Below code is implementation of running some code for every user in a list. The code is just comparing each user and concatenating their attributes :
case class UserObj(id: String, nCoordinate : String)
val userList = List(UserObj("a1" , "1234"),UserObj("a2" , "1234"), UserObj("a3" , "1234"))
val map1 = new java.util.concurrent.ConcurrentHashMap[String, Double]
userList.par.map(xUser => {
userList.par.map(yUser => {
if (!xUser.id.isEmpty() && !yUser.id.isEmpty()) {
println("Total is "+xUser.id+yUser.id+","+xUser.nCoordinate+yUser.nCoordinate)
map1.put(xUser.id + "," + yUser.id , getJaccardDistance(xUser.nCoordinate, yUser.nCoordinate))
}
})
println("")
}) //> Total is a1a1,12341234
//| Total is a3a1,12341234
//| Total is a2a1,12341234
//| Total is a3a2,12341234
//| Total is a1a2,12341234
//| Total is a3a3,12341234
//| Total is a2a2,12341234
//|
//| Total is a1a3,12341234
//| Total is a2a3,12341234
//|
//|
//| res0: scala.collection.parallel.immutable.ParSeq[Unit] = ParVector((), (), (
//| ))
def getJaccardDistance(str1: String, str2: String) = {
val zipped = str1.zip(str2)
val numberOfEqualSequences = zipped.count(_ == ('1', '1')) * 2
val p = zipped.count(_ == ('1', '1')).toFloat * 2
val q = zipped.count(_ == ('1', '0')).toFloat * 2
val r = zipped.count(_ == ('0', '1')).toFloat * 2
val s = zipped.count(_ == ('0', '0')).toFloat * 2
(q + r) / (p + q + r)
}
This was previously an imperative solution :
for (xUser <- userList) {
for (yUser <- userList) {
if (!xUser.id.isEmpty() && !yUser.id.isEmpty()) {
println("Total is "+xUser.id+yUser.id+","+xUser.nCoordinate+yUser.nCoordinate)
}
}
println("")
}
But I want to make use of Scala's parallel collections and I think using map the recommended method of achieving this.
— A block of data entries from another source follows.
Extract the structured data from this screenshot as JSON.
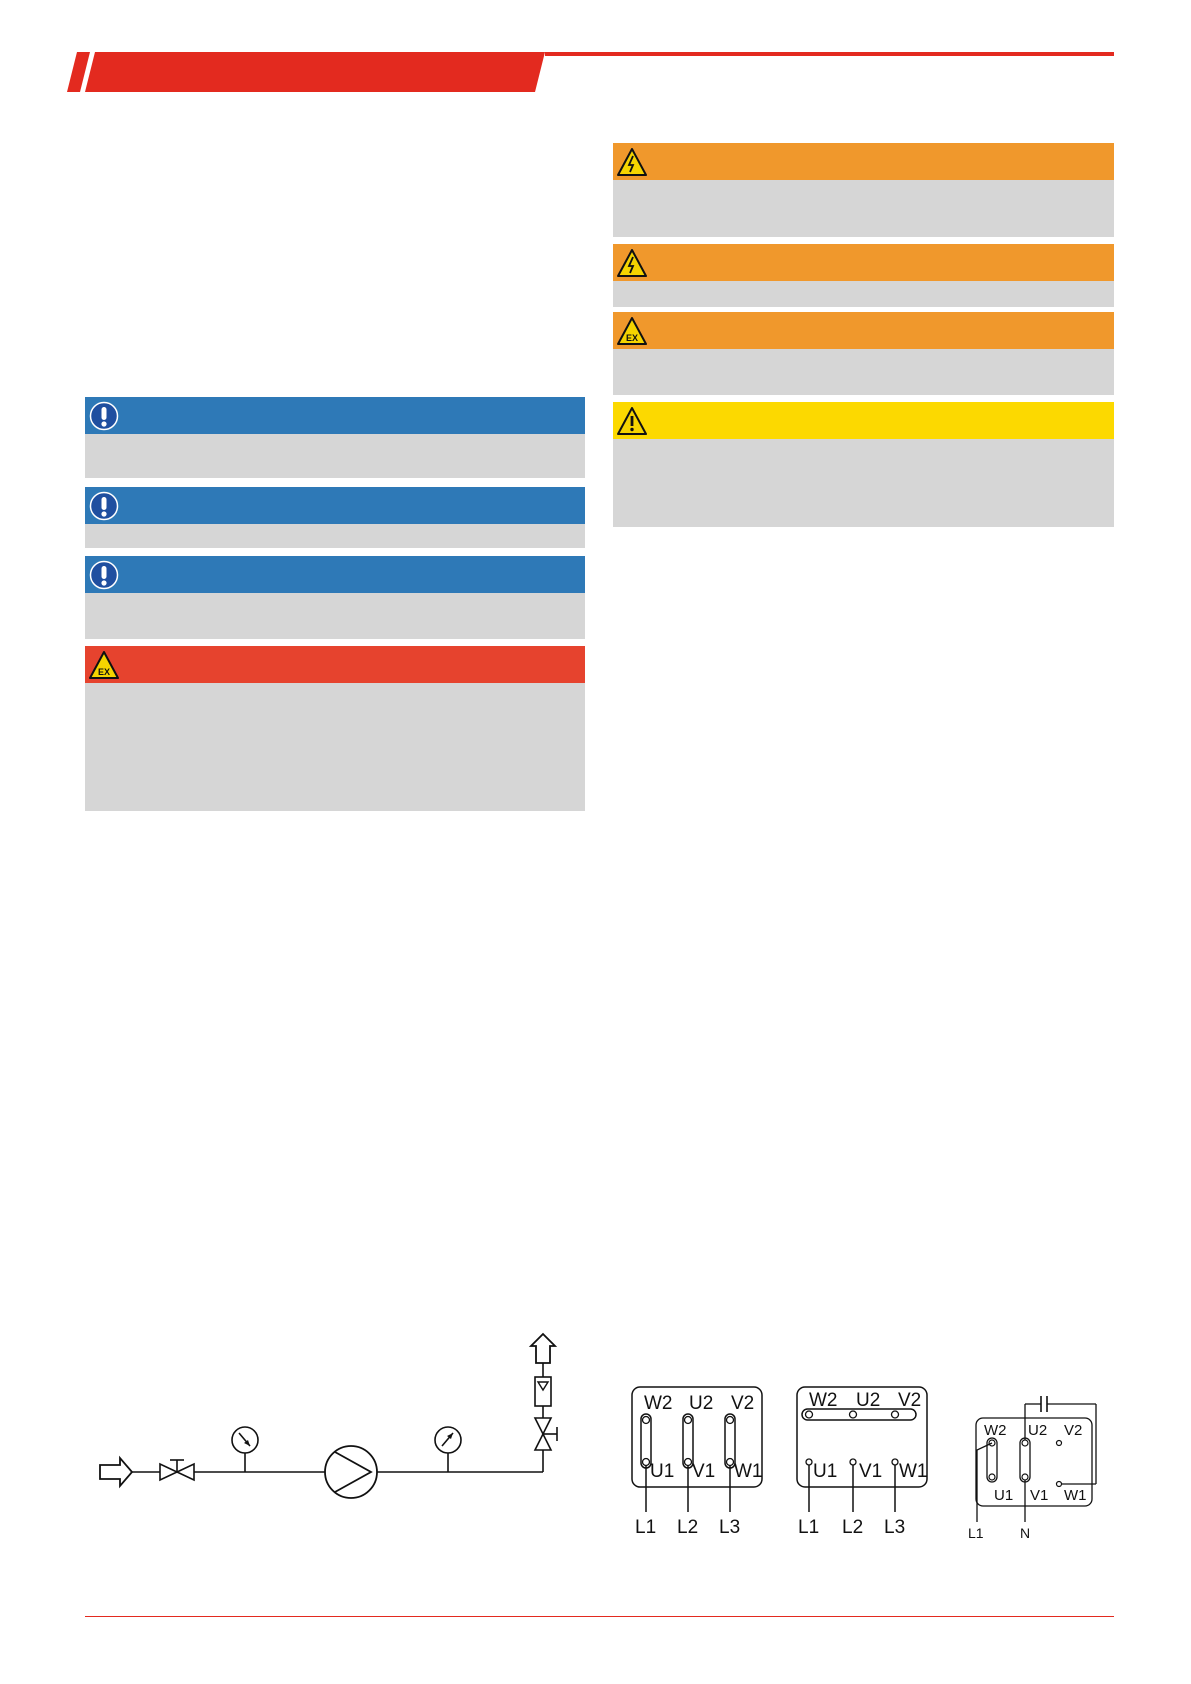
{
  "header": {
    "accent_color": "#e32a1f"
  },
  "notices_left": [
    {
      "type": "note",
      "icon": "info-exclamation-icon",
      "color": "#2e79b7"
    },
    {
      "type": "note",
      "icon": "info-exclamation-icon",
      "color": "#2e79b7"
    },
    {
      "type": "note",
      "icon": "info-exclamation-icon",
      "color": "#2e79b7"
    },
    {
      "type": "danger",
      "icon": "explosion-hazard-icon",
      "color": "#e6432e"
    }
  ],
  "notices_right": [
    {
      "type": "warning",
      "icon": "electric-hazard-icon",
      "color": "#f0982c"
    },
    {
      "type": "warning",
      "icon": "electric-hazard-icon",
      "color": "#f0982c"
    },
    {
      "type": "warning",
      "icon": "explosion-hazard-icon",
      "color": "#f0982c"
    },
    {
      "type": "caution",
      "icon": "general-warning-icon",
      "color": "#fcd900"
    }
  ],
  "wiring": {
    "star": {
      "top_terminals": [
        "W2",
        "U2",
        "V2"
      ],
      "bottom_terminals": [
        "U1",
        "V1",
        "W1"
      ],
      "lines": [
        "L1",
        "L2",
        "L3"
      ]
    },
    "delta": {
      "top_terminals": [
        "W2",
        "U2",
        "V2"
      ],
      "bottom_terminals": [
        "U1",
        "V1",
        "W1"
      ],
      "lines": [
        "L1",
        "L2",
        "L3"
      ]
    },
    "single_phase": {
      "top_terminals": [
        "W2",
        "U2",
        "V2"
      ],
      "bottom_terminals": [
        "U1",
        "V1",
        "W1"
      ],
      "lines": [
        "L1",
        "N"
      ]
    }
  }
}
As imperative code above could result in multiple threads running same code. Note : the above code being executed : println("Total is "+xUser.id+yUser.id+","+xUser.nCoordinate+yUser.nCoordinate)
is just a simpler version of the algorithm being actually run.
The functional solution posted at beginning of question behaves as expected but once the list contains more thatn 3000 elements it almost crawls to a halt. Why is this occurring ? Is my implementation correct ?